Alors évidemment, on leur demande que faire pour rendre le système plus démocratique et meilleur. Assez peu (c’est rassurant) proposent une démocratie directe, tant ils voient bien qu’à 65 millions, elle serait complètement inapplicable. Il y en a bien qui proposent plus de proportionnelle, parce que de toute évidence ce serait plus démocratique, mais les expériences malheureuses de la IVe République ou même de l’Italie actuelle refroidissent un peu les enthousiasmes : on sent revenir le régime des partis, les petits arrangements, le blocage perpétuel. Alors arrive la vraie grosse bonne idée : le tirage au sort. De toute évidence, c’est ce qui est le plus démocratique possible, bien plus encore que la proportionnelle.

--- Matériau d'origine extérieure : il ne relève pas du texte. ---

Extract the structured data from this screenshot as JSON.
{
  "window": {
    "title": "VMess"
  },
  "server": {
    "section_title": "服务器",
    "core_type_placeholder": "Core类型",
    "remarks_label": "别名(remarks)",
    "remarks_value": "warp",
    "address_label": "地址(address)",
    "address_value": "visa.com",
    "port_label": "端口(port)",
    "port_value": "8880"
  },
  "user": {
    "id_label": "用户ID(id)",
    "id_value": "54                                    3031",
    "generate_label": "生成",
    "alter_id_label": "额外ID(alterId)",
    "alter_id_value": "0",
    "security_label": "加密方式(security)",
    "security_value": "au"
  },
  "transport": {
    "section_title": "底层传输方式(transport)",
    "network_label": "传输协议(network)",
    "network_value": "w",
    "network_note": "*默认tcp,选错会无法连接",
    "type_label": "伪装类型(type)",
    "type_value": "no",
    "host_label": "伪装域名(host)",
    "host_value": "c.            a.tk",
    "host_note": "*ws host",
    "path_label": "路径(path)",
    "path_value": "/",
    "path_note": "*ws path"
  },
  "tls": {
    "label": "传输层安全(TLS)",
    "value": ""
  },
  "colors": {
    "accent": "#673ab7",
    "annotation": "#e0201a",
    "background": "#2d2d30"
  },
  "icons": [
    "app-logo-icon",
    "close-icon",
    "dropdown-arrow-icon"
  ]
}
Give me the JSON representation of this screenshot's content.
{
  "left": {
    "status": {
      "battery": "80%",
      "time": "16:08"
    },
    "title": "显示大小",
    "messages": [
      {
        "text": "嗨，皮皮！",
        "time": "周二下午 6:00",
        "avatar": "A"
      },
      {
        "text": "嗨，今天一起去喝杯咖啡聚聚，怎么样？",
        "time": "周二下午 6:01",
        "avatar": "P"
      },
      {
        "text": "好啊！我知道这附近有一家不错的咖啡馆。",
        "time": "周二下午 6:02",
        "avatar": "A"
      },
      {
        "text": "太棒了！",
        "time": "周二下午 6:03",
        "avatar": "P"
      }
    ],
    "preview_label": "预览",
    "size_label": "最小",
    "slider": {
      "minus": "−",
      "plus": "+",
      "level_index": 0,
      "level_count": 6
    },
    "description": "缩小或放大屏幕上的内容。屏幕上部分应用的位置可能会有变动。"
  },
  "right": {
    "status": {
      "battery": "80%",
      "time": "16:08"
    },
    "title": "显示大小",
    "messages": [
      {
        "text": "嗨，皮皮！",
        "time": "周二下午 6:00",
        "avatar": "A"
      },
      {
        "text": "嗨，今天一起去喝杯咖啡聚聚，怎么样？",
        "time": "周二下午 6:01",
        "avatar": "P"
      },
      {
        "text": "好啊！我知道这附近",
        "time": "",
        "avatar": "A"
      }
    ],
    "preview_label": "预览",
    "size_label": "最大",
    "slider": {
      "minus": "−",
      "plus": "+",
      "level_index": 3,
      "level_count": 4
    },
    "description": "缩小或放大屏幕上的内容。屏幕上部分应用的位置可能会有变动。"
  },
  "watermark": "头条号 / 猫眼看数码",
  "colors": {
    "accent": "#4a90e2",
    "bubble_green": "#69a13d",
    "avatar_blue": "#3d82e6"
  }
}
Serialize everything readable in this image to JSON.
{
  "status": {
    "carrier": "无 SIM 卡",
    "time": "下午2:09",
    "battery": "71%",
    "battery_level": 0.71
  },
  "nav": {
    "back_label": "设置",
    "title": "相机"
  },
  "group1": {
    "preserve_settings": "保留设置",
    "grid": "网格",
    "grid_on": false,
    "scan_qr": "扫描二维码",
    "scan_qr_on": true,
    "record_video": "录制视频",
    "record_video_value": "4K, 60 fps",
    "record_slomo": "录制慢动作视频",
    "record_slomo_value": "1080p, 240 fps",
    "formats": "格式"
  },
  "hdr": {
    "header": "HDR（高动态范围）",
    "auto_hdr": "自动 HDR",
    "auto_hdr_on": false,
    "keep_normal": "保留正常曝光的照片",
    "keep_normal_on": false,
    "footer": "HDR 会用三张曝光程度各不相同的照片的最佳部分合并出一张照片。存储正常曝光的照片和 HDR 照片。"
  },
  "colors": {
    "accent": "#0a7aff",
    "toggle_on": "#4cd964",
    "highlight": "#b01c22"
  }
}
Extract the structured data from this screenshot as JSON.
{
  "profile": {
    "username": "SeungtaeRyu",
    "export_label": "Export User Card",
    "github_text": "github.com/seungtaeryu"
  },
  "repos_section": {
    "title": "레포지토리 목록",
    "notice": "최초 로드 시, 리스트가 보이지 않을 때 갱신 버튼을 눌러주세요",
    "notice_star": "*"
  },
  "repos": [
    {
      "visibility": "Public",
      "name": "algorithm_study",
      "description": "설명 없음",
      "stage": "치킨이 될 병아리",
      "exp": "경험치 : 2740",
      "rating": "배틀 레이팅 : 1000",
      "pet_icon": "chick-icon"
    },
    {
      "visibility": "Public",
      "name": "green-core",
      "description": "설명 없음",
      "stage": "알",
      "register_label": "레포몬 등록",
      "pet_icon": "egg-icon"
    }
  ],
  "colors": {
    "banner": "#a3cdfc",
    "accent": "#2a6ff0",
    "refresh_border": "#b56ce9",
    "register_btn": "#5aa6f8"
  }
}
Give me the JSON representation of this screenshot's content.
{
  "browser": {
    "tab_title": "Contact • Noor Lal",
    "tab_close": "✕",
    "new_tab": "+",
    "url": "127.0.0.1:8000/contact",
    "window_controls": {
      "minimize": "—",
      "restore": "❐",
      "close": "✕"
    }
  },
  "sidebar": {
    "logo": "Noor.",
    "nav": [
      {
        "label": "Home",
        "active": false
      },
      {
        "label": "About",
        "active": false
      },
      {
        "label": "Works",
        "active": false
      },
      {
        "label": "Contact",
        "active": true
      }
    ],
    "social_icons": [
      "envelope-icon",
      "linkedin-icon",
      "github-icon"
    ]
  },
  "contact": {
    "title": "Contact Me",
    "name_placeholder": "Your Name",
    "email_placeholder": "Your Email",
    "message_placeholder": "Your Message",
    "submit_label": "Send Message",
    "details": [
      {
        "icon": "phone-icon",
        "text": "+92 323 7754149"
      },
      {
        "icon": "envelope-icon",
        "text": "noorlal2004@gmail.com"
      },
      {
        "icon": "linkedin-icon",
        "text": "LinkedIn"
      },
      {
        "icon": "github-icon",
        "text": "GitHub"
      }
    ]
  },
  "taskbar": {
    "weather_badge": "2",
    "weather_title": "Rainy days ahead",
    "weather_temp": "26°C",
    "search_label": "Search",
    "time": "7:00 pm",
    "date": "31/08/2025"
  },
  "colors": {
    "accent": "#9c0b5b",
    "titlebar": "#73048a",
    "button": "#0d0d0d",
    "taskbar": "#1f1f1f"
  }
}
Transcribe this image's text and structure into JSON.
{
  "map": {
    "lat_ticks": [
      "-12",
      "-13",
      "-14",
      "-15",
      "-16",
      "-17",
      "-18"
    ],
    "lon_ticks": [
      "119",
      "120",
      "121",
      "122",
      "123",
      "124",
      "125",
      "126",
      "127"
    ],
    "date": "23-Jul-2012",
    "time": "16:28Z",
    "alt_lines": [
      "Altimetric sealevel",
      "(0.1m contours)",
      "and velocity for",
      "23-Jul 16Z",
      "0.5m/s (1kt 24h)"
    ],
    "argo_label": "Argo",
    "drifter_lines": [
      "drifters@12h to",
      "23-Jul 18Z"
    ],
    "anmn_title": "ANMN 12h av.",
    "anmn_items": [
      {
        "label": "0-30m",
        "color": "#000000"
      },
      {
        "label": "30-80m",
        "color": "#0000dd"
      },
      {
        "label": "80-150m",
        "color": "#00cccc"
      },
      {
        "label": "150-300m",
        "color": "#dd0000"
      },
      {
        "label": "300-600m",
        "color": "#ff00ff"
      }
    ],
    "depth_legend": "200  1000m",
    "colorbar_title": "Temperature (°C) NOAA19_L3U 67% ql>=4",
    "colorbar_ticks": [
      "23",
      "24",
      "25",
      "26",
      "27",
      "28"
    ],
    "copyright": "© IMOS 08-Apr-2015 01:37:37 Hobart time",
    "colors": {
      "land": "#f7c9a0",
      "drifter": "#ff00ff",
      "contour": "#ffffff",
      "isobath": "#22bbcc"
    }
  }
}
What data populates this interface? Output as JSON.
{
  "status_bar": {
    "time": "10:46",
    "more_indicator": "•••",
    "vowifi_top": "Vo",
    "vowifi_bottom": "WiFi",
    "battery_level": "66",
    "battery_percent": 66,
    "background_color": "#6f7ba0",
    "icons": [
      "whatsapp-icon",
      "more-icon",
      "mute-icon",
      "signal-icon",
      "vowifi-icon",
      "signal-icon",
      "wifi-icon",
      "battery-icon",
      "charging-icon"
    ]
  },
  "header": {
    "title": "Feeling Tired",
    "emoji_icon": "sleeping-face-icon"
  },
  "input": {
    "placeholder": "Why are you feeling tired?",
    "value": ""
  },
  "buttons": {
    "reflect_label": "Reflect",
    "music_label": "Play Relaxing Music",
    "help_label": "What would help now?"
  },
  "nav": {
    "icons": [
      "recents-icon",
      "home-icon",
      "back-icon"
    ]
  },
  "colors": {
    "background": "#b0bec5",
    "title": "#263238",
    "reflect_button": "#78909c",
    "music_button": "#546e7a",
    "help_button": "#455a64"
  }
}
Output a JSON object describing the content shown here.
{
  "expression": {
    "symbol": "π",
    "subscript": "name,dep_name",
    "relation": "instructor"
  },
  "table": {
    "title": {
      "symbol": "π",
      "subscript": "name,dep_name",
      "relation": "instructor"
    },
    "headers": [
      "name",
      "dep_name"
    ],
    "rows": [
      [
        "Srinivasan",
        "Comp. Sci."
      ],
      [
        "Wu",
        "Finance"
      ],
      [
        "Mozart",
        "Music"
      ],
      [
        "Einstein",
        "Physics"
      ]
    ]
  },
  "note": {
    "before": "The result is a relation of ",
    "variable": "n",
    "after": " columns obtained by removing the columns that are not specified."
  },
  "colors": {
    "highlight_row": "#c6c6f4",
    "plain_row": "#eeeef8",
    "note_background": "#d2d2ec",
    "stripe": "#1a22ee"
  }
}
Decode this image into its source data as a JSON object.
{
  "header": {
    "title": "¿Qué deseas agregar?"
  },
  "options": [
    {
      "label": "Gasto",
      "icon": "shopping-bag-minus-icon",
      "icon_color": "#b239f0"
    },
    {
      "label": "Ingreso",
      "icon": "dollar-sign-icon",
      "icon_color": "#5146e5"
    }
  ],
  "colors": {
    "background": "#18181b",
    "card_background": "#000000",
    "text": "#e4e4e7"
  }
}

Plus de partis, plus de représentants, plus d’intermédiaires, et, par les lois de la statistique et des probabilités, des dirigeants vraiment représentatifs de leurs administrés.

Bon. À ce stade, j’en reviens au début de ce billet : pour voir défiler les futurs citoyens, je n’ai pas franchement envie, à vrai dire, qu’on tire au sort ceux qui vont décider des lois ou les faire appliquer. Mais ça, c’est chacun qui voit.

Un dernier mot pour finir. Les Grands Démocrates qui-veulent-réformer-pour-aller-vers-encore-plus-de-démocratie ont souvent un exemple qu’ils ressortent à tire-larigot, qui est un peu leur terre promise où coule (ou plutôt coulait) le lait et le miel : Athènes au Ve siècle av. J.-C. Je devrais me réjouir : tout ne se perd pas dans nos cours de 6e et de 2nde. Mais il faut quand même rappeler aux apologistes d’Aristote et de Périclès deux ou trois faits historiques.

Le premier, c’est que la démocratie athénienne n’était que partiellement directe. Les lois étaient certes votées par l’Ecclésia, mais elles étaient préparées par un conseil, la Boulè, qui ne laissait pas passer n’importe quoi. Un citoyen ne pouvait pas se lever et proposer une loi n’importe comment.

Le deuxième, c’est que la démocratie athénienne était tout ce qu’il y a de plus ploutocratique : les riches y étaient extrêmement favorisés. On tirait au sort, certes, mais on tirait au sort parmi les volontaires de plus de 30 ans, et c’étaient les riches, plus libres de leur temps, qui se portaient presque toujours volontaires. D’autant que certaines magistratures, si elles rapportaient du prestige, n’étaient pas rémunérées et pouvaient même être extrêmement coûteuse, ce qui les réservait de facto à l’élite économique de la société. Quant aux postes de réel pouvoir, en particulier les stratégies, elles faisaient l’objet d’élections, donc les riches y retrouvaient automatiquement tous leurs avantages.

Tout cela permet de régler le troisième point, celui du tirage au sort : il était limité aux volontaires, il ne concernait pas les postes de pouvoir. Autrement dit, les Athéniens avaient bien compris qu’on n’aimerait pas vivre dans une société qui tirerait vraiment les dirigeants au sort.